From the above results, it can be seen that according to the present invention, a high yield ratio high strength austenitic stainless steel can be provided by controlling the composition. In addition, according to the present invention, it can be seen that price competitiveness can be secured compared to other steel types by adding Cu and Mn in order to reduce the contents of expensive Ni and Mo and prevent the formation of martensite. In addition, according to the present invention, it is possible to secure high yield ratio and high strength characteristics at 1000 to 1100° C., which is the normal annealing heat treatment temperature range of austenitic stainless steel, and secure excellent workability, so that components without separate heat treatment temperature control It can be seen that there is an advantage in that the desired physical properties can be achieved only by controlling the composition.

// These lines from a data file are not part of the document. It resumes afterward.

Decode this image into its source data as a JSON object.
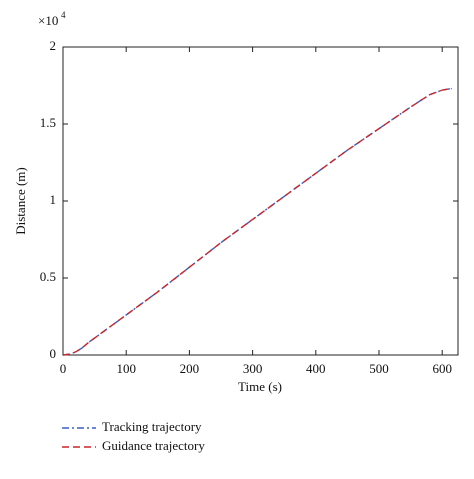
{
  "chart_data": {
    "type": "line",
    "x_label": "Time (s)",
    "y_label": "Distance (m)",
    "y_scale_base": "×10",
    "y_scale_exponent": "4",
    "x": [
      0,
      10,
      20,
      30,
      40,
      50,
      100,
      150,
      200,
      250,
      300,
      350,
      400,
      450,
      500,
      550,
      580,
      600,
      615
    ],
    "series": [
      {
        "name": "Tracking trajectory",
        "color": "#3a5fc4",
        "style": "dashdot",
        "values": [
          0,
          0.005,
          0.02,
          0.045,
          0.08,
          0.11,
          0.26,
          0.41,
          0.57,
          0.73,
          0.88,
          1.03,
          1.18,
          1.33,
          1.47,
          1.61,
          1.69,
          1.72,
          1.73
        ]
      },
      {
        "name": "Guidance trajectory",
        "color": "#c8262b",
        "style": "dashed",
        "values": [
          0,
          0.005,
          0.02,
          0.045,
          0.08,
          0.11,
          0.26,
          0.41,
          0.57,
          0.73,
          0.88,
          1.03,
          1.18,
          1.33,
          1.47,
          1.61,
          1.69,
          1.72,
          1.73
        ]
      }
    ],
    "xlim": [
      0,
      625
    ],
    "xticks": [
      0,
      100,
      200,
      300,
      400,
      500,
      600
    ],
    "ylim": [
      0,
      2
    ],
    "yticks": [
      0,
      0.5,
      1,
      1.5,
      2
    ],
    "grid": false,
    "legend": "below-left"
  }
}
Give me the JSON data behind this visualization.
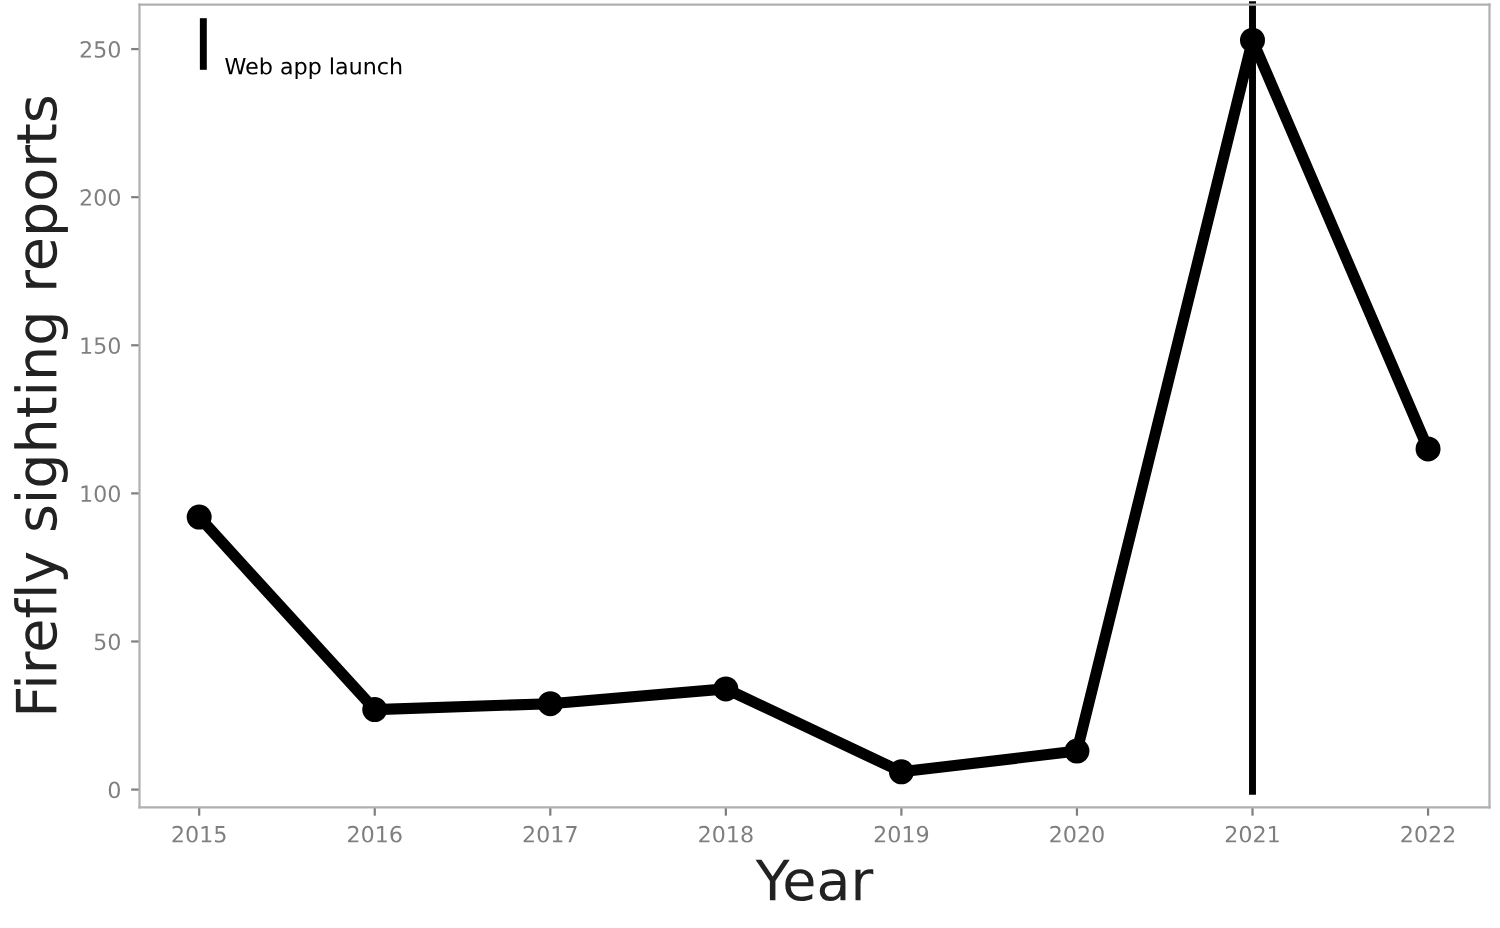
{
  "chart_data": {
    "type": "line",
    "xlabel": "Year",
    "ylabel": "Firefly sighting reports",
    "x": [
      2015,
      2016,
      2017,
      2018,
      2019,
      2020,
      2021,
      2022
    ],
    "series": [
      {
        "color": "#000000",
        "values": [
          92,
          27,
          29,
          34,
          6,
          13,
          253,
          115
        ]
      }
    ],
    "xlim": [
      2014.66,
      2022.35
    ],
    "xticks": [
      2015,
      2016,
      2017,
      2018,
      2019,
      2020,
      2021,
      2022
    ],
    "ylim": [
      -6,
      265
    ],
    "yticks": [
      0,
      50,
      100,
      150,
      200,
      250
    ],
    "ref_lines": [
      {
        "axis": "x",
        "value": 2021,
        "label": "Web app launch",
        "color": "#000000",
        "line_style": "solid"
      }
    ],
    "marker": "circle",
    "line_style": "solid",
    "grid": false,
    "legend": "top left"
  }
}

In the foregoing, exemplary embodiments of the present invention have been described, but the present invention is not limited thereto, and those of ordinary skill in the art will not depart from the concept and scope of the following claims. It will be appreciated that various modifications and variations are possible.

Claims (7)

By weight%, C: 0.15% or less, N: 0.1 to 0.25%, Si: 0.7 to 2.0%, Mn: 1.5 to 3.5%, Cr: 16 to 18%, Ni: 3 to 5%, Cu: 2% or less , Ti 0.02% or less, the remaining Fe and other unavoidable impurities, and C + N: 0.29% or more,
High yield ratio high strength austenitic stainless steel with a value of formula (1) of 10.0 or more and 13.0 or less:
(1) 5.53 + 1.4Ni - 0.16Cr + 17.1(C+N) + 0.722Mn + 1.4Cu - 5.59Si
In the above formula (1), Ni, Cr, C, N, Mn, Cu, and Si mean the content (% by weight) of each element. According to claim 1,
High yield ratio high strength austenitic stainless steel having an Md30 value of 17.0 to 21.0°C according to the following formula (2):
(2) 551 - 462 (C+N) - 9.2Si - 8.1Mn -13.7Cr - 29 (Ni+Cu) - 18.5Mo
In the above formula (2), C, N, Si, Mn, Cr, Ni, and Cu mean the content (wt%) of each element. 3. The method of claim 2,
High yield ratio high strength austenitic stainless steel with a value of Equation (3) of 0.5 or more:
(3) 0.227 - 0.00116Md30 + 1.13 (C+N)
In Equation (3), Md30 is a value derived according to Equation (2), and C and N mean content (wt%) of each element. According to claim 1,
High yield ratio high strength austenitic stainless steel with a yield ratio of 0.5 or more. According to claim 1,
High yield ratio high strength austenitic stainless steel with a yield strength of 430 MPa or more and a tensile strength of 850 MPa or more. According to claim 1,
High yield ratio high strength austenitic stainless steel with an elongation of 40% or more. According to claim 1,
The austenitic stainless steel is manufactured including cold rolling and then annealing heat treatment, and a high yield ratio high strength austenitic stainless steel with a yield ratio of 0.5 or more when the annealing heat treatment temperature is 1000 to 1100 ° C.